Les moments forts du festival Hellfest sont assurément conditionnés par les concerts et la programmation. Sur les 3 jours, le moins que l’on puisse dire, c’est que les festivaliers présents ont été servis, et ont pu se régaler avec 159 concerts en 3 jours. Oui, il est forcément impossible de tout voir, et il faut parfois faire des choix importants et difficiles, mais malgré tout, la possibilité de voir quasiment plus de 15 concerts est faisable pour l’ensemble de la journée. Autant vous dire qu’au prix du billet à la journée, c’est vite rentabilisé.
Bordeaux Gazette a suivi pour vous bon nombre de concerts, sur les 6 scènes du festival (MainStage 1, MainStage 2, Valley, Altar, Temple, et la war Zone), et vous allez pouvoir retrouver et vivre le festival au travers des clichés de notre photographe.

Bienvenue au Hellfest

Parmi les concerts, le premier jour, il y a eu les confirmations comme The Offspring avec les tubes les plus connus et un Dexter Holland en grande forme et en pleine possession de sa voix, lui qui est parfois décrié pour son manque de justesse vocale. Un concert d’une heure vraiment agréable où le public s’en ai donné à cœur joie.

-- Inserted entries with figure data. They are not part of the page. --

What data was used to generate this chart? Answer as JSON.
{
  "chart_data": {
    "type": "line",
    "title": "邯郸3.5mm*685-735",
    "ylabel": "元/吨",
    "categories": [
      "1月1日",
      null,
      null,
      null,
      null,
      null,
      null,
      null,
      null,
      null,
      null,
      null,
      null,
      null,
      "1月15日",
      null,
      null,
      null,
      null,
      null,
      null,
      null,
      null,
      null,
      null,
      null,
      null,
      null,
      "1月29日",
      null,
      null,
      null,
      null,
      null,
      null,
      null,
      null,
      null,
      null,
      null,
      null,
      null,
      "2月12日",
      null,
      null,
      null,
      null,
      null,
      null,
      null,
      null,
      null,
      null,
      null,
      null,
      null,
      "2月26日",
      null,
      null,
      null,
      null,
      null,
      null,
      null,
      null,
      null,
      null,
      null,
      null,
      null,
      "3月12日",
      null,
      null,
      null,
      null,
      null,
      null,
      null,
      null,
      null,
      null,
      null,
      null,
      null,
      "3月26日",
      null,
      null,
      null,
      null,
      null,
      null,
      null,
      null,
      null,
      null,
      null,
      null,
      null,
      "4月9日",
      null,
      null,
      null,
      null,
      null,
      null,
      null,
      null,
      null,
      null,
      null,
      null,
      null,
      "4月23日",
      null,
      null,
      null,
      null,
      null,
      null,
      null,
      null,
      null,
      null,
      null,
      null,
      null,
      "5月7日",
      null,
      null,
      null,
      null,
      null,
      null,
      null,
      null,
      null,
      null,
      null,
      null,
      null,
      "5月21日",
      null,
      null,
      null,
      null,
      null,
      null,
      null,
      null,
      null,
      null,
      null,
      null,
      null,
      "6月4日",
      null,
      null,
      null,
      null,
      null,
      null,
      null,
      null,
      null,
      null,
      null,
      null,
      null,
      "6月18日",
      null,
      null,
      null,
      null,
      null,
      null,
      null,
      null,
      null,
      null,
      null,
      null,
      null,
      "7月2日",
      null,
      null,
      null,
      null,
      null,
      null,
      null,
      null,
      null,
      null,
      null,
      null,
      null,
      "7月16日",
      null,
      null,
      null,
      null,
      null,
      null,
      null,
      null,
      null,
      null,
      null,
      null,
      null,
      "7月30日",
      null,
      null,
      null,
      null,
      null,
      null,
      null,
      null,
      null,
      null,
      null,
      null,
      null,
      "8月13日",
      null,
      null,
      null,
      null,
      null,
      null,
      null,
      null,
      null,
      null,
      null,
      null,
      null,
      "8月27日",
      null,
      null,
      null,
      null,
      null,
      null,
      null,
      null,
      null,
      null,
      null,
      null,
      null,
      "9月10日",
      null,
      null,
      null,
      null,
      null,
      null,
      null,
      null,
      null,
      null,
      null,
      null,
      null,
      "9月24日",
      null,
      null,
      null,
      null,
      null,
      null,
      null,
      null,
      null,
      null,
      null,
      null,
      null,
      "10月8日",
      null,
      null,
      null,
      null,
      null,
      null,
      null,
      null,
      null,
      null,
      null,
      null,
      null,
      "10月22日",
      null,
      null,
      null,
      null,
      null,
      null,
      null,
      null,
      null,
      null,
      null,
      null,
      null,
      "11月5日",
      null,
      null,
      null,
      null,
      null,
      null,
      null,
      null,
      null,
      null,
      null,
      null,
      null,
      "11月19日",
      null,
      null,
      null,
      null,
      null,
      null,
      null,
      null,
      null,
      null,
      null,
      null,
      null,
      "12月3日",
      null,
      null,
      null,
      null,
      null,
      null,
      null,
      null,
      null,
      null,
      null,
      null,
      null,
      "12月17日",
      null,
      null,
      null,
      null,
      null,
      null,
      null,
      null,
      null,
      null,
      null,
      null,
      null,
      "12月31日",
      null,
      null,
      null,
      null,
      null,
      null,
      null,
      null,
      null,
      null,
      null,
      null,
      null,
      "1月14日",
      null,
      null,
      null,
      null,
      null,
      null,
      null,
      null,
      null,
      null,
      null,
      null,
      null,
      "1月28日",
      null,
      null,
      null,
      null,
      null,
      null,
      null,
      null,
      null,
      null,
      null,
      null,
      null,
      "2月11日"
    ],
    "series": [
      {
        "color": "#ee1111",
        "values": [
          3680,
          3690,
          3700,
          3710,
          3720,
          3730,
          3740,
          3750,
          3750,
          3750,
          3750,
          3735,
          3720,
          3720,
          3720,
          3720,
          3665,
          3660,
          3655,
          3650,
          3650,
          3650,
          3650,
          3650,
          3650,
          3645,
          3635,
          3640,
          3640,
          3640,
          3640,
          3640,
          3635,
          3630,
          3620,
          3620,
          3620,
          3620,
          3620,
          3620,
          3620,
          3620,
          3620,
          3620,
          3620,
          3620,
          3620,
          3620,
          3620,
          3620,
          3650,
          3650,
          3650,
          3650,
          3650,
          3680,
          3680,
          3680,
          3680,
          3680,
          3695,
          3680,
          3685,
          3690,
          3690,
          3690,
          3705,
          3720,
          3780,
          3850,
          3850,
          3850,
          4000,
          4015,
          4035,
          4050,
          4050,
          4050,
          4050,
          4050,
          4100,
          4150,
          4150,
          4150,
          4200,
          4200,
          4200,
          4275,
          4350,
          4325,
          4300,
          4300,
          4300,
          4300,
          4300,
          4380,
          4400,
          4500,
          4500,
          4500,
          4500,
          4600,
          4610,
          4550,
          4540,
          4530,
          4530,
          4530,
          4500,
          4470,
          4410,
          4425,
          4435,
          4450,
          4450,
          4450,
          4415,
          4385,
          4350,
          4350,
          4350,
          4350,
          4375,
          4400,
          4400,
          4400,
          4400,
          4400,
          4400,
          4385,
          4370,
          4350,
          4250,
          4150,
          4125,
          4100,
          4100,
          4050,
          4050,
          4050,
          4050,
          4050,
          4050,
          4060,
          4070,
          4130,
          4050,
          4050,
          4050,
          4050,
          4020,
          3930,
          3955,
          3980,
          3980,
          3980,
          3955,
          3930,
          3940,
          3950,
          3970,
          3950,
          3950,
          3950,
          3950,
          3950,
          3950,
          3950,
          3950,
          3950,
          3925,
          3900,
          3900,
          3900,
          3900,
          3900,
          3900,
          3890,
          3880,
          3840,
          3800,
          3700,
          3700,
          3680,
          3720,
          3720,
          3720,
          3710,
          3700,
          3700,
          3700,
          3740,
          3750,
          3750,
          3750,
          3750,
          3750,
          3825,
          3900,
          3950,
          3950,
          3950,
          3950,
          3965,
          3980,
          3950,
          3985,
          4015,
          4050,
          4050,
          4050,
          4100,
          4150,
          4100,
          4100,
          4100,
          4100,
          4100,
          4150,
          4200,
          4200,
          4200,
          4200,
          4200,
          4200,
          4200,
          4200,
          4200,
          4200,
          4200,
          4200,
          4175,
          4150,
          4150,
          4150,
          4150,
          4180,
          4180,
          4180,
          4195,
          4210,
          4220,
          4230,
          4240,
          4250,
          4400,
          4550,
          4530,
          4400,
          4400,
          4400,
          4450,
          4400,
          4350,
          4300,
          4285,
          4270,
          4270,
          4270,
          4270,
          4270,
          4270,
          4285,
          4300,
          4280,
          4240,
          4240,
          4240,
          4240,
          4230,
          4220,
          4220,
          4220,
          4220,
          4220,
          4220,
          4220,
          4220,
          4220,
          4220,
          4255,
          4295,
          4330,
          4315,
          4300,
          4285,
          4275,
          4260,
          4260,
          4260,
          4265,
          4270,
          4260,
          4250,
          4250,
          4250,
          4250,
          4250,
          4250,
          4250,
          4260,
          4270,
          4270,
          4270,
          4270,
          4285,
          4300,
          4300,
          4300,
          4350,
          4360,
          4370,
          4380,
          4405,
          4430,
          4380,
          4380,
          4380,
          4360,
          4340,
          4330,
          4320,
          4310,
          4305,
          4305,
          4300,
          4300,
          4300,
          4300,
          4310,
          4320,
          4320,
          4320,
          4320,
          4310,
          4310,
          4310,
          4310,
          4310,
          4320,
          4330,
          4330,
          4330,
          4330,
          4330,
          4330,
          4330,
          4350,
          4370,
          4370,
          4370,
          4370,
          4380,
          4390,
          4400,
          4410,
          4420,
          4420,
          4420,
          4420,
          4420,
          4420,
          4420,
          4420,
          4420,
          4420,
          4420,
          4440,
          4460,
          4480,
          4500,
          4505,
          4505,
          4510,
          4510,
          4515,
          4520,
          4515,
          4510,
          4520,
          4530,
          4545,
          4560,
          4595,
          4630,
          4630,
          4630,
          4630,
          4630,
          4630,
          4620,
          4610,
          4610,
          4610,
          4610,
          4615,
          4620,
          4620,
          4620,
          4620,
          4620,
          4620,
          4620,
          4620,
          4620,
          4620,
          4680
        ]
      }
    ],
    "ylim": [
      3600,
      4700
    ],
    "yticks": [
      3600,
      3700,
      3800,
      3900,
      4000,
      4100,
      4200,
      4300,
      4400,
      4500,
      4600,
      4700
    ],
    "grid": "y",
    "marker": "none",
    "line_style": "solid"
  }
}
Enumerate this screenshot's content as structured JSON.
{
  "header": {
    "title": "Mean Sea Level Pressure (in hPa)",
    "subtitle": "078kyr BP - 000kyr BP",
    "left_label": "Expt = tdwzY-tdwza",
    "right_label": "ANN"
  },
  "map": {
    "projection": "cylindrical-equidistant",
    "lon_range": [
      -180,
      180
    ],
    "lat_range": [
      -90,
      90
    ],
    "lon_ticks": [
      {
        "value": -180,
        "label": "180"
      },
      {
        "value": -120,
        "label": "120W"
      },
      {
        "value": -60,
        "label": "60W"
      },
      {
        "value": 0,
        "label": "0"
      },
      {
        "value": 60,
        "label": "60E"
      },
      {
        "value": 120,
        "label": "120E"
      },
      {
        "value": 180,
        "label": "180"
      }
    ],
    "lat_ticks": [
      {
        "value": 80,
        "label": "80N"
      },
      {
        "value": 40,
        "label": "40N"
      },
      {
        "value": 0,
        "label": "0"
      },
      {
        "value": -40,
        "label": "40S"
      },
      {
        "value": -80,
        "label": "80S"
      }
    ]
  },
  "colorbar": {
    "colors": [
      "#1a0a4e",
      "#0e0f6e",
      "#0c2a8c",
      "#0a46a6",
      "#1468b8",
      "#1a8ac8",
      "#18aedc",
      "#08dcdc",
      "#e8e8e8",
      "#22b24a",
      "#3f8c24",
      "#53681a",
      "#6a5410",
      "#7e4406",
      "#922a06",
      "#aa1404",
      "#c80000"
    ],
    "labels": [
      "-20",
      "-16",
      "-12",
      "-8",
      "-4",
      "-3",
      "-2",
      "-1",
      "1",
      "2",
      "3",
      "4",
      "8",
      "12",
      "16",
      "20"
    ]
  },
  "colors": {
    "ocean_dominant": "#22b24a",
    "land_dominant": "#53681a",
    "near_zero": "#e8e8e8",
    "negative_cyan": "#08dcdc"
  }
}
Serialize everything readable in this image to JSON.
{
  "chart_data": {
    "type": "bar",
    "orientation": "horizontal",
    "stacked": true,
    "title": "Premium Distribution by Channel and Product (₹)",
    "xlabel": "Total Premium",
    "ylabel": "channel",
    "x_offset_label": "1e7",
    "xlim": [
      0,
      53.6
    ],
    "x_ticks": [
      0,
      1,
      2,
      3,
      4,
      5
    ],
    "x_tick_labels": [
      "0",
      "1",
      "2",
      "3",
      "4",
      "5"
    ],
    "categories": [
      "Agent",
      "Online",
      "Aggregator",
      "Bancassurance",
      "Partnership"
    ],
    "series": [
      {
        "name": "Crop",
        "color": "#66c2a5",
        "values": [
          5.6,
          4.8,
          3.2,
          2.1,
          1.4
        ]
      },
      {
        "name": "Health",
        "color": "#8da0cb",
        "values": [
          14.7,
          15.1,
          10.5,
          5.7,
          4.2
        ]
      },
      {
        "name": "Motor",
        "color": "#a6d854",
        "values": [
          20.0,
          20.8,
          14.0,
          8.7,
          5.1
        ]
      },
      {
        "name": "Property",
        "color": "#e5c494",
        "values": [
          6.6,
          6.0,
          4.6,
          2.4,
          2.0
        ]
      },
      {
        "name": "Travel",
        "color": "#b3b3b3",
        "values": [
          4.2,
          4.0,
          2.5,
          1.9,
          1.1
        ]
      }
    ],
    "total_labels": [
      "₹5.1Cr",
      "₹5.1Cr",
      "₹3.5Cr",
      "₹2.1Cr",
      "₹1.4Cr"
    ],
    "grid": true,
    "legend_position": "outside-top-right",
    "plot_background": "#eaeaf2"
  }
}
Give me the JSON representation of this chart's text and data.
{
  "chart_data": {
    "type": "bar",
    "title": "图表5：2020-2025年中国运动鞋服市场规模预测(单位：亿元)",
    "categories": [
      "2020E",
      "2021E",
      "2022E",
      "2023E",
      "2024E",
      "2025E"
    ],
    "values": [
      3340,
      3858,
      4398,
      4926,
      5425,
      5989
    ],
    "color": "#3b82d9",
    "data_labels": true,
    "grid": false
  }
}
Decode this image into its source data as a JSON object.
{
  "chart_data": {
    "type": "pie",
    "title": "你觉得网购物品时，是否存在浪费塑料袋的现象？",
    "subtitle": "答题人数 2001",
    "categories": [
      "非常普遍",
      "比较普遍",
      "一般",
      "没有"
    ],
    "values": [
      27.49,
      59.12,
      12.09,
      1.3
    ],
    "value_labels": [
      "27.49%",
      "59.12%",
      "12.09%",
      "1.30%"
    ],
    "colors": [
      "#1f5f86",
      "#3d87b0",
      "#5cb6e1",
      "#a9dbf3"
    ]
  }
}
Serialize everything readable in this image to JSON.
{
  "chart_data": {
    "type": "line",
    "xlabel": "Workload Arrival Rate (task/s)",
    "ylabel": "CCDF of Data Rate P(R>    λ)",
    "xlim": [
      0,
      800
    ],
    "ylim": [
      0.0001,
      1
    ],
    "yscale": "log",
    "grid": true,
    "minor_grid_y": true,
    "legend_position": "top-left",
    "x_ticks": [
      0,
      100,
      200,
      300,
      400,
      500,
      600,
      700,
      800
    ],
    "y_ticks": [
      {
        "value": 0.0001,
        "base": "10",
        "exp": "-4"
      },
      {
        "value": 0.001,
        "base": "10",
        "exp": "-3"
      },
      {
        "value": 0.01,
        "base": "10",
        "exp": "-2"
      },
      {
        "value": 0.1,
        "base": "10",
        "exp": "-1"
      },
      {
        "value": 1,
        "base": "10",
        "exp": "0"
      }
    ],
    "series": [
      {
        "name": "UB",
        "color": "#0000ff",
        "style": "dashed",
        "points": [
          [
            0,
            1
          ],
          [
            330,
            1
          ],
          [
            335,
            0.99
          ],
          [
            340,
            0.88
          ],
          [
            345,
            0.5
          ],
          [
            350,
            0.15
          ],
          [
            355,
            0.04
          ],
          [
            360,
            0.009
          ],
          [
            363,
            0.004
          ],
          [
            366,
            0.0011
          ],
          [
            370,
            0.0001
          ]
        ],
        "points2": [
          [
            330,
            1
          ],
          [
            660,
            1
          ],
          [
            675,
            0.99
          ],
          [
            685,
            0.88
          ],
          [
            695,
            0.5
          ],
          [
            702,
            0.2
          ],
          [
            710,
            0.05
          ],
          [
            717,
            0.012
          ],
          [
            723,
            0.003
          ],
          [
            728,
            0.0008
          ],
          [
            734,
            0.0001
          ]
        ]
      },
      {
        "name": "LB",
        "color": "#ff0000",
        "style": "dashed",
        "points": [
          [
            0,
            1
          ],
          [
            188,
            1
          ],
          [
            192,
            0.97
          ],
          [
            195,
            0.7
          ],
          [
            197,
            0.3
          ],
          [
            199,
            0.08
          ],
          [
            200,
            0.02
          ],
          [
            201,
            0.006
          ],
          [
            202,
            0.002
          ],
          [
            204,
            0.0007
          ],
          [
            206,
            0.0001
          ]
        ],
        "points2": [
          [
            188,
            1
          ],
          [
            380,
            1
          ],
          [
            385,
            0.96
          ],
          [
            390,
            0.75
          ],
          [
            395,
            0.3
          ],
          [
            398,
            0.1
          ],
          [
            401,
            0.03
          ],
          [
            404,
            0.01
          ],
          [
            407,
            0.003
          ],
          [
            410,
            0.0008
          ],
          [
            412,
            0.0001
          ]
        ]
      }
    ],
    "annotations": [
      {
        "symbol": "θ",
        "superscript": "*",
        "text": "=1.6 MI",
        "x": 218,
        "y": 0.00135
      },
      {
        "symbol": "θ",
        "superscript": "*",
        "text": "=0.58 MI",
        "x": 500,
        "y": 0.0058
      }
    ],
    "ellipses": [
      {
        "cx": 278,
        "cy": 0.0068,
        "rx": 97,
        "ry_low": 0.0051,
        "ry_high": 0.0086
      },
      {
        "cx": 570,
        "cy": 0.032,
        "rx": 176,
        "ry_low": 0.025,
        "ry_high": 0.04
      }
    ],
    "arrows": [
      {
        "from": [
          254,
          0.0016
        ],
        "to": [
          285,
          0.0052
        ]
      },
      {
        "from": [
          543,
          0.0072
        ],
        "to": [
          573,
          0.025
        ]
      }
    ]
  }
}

Il y a eu aussi les Dropkick Murphys pour un concert complètement déjanté et son jet de confettis dès le deuxième morceau pour emporter avec lui un public conquis à leur cause, ou encore le show Frank Carter & the Rattlesnakes qui est descendu dans le public afin de se mettre debout sur eux ou en poirier, ou au milieu du Circle pit avant de remonter sur scène et enchaîner un concert avec une énergie folle malgré la chaleur. La chaleur n’a pas arrêté non plus Inspecteur Cluzo pour un duo Batterie/guitare au son excellent, et où sur le dernier morceau, Malcom à la guitare s’est amusé à taper dans la batterie pour la faire tomber avec Phil qui a continué de jouer jusqu’au bout. Les Suicidal Tendencies ont clôturé la soirée sur la war zone où le public a enchainé les Circle pit (le fait d’un mouvement de foule qui tourne en rond dans la fosse sur le rythme du son) dans un live où le groupe était monté sur ressorts. Sur la scène du temple, scène de black métal, autant d’artistes maquillés que déguisés se sont succédés, et on fait résonner le son très saturé des guitares comme Mephorash, Abbath.
Les autres groupes de ce premier jour ont magnifiquement rempli le contrat de faire dès l’ouverture, l’édition du millénaire : Mastodon où le guitariste s’est fait porter par le public, Deftones avec un Chino Moreno en grande forme, Laura Cox qui aura eu un passage remarqué sur la MainStage 2…

Mephorash

Lors du second jour, la sensation était le retour de Ghost à Clisson assurant un remplacement au pied levé, mais le concert a dû être écourté à 3 morceaux de la fin, car le chanteur Tobias Forge a perdu sa voix. Le show jusqu’alors époustouflant s’est achevé par des tirs de confettis, des flammes, et un final anticipé qui sera pour beaucoup passé inaperçu. L’autre sensation de la soirée était la venue du groupe britannique Deep Purple et son célèbre « Smoke on the water », et si le concert a attiré les foules, le groupe a semblé « fatigué » à commencer par le chanteur Ian Gillan. Côté musicien, c’est même un autre guitariste Simon McBride qui a rejoint le groupe en mai-juin, remplaçant le fameux Steve Morse pour des raisons familiales.
D’autres concerts se sont enchainés comme Mégadeth qui aura eu des avis mitigés de la part du public parfois déçu, parfois ravi, tout comme pour le passage de Soen, mais fort heureusement certains groupes tant attendus ont aussi donné satisfaction comme le groupe de heavy métal Steel Panther dans les tenues d’époque qui ont donné chaud au public jusqu’à faire monter une cinquantaine de femmes sur scène souvent poitrine apparente pour le plus grand plaisir du chanteur Michael Starr littéralement amoureux de l’une d’entre d’elles. Michael Starr qui a par ailleurs fait une apparition sur scène avec le groupe The Darkness pour la chanson « I Believe in a thing » et terminé le concert très agréable de Justin Hawkins et sa troupe. Sepultura, Alestorm, Heaven shall Burn ont aussi conquis le public et aussi Rival Sons malgré quelques problèmes de son.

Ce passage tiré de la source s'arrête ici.